Abstract: In an earlier work, we studied the mean curvature flow in Fuchsian manifold. The preservation of graphic property of

the evolving surface plays a pivotal role. The more general case of almost Fuchsian manifold is now the focus. The metric is still

explicit by Uhlenbeck and slightly more complicated than the wrapped product metric for the Fuchsian case.

We have arrived at a similar conclusion for the mean curvature flow and are adapting it for the modified mean curvature flow.

The program provides a way of constructing constant mean curvature surfaces and even a foliation as conjectured from

topological point of view for 3-fold.

This is based on joint works with Longzhi Lin and Zheng Huang.

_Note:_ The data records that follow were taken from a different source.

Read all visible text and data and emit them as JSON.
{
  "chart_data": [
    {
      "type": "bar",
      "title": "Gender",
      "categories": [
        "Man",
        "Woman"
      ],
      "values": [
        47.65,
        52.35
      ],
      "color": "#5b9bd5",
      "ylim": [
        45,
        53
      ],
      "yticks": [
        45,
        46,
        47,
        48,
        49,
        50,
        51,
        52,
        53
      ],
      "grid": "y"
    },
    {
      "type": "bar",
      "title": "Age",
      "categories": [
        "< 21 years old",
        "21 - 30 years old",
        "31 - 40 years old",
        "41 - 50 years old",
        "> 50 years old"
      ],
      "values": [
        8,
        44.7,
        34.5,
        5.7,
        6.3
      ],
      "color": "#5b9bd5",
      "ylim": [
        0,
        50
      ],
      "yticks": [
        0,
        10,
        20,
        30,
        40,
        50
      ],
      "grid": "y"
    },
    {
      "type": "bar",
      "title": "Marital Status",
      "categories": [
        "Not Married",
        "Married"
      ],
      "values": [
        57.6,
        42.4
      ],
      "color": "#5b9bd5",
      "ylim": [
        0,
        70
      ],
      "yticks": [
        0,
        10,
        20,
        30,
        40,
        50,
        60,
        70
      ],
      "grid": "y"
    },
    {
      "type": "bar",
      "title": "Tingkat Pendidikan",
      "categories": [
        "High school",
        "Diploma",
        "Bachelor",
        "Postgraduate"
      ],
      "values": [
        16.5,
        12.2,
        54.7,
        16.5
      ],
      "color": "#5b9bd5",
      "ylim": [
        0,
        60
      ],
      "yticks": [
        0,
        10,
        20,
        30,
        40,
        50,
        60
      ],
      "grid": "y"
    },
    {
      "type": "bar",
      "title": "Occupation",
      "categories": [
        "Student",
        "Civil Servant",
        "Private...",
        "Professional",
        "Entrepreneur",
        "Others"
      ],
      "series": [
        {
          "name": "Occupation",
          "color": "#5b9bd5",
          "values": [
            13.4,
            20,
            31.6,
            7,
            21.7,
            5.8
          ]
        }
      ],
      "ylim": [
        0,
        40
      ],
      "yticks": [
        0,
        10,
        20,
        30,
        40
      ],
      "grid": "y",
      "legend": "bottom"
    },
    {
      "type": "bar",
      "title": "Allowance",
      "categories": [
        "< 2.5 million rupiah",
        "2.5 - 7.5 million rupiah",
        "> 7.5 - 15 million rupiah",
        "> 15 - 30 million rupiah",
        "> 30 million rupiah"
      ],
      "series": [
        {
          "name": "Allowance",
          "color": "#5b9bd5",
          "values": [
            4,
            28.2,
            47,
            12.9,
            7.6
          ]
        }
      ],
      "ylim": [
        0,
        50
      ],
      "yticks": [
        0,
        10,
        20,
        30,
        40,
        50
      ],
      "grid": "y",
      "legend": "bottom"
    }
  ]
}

Bin Zhou (Peking University, Beijing)

Title: On singular Abreu equations

Abstract: In this talk, we report the recent progress on the solvability of singular Abreu equations which arise in the

approximation of convex functionals subject to a convexity constraint. In dimension two, the singular Abreu equations can be

solved by regularity of Monge-Ampère equation and the special algebraic structure. In higher dimensions, we solve the singular

Abreu equations by transforming into linearized Monge-Ampère equations with drifts. We establish global Hölder estimates for

the linearized Monge-Ampère equation with drifts under suitable hypotheses, and then use them to the regularity and

solvability of the second boundary value problem for singular Abreu equations in all dimensions. Many cases with general righthand

side will also be discussed.

Xin Zhou (Cornell University, Ithaca)

Title: Existence of four minimal spheres in 𝑆! with a bumpy metric

Abstract: In 1982, S. T. Yau conjectured that there exists at least four embedded minimal 2-spheres in the 3-sphere with an

arbitrary metric. In this talk, we will show that this conjecture holds true for bumpy metrics and metrics with positive Ricci

curvature. This is a joint work with Zhichao Wang (Fudan University).

Xiaohua Zhu (Peking University, Beijing)

Title: Complete steady Ricci solitons with positive curvature away from a compact set

Abstract: To characterize a complete steady Ricci soliton, one of main steps is to classify ancient solutions as the blow-down

models of soliton. In this talk, we will discuss and classify a class of steady Ricci solitons with positive curvature away from a

compact set which admit a split shrinking Ricci soliton of codimensional 1 as a blow-down model.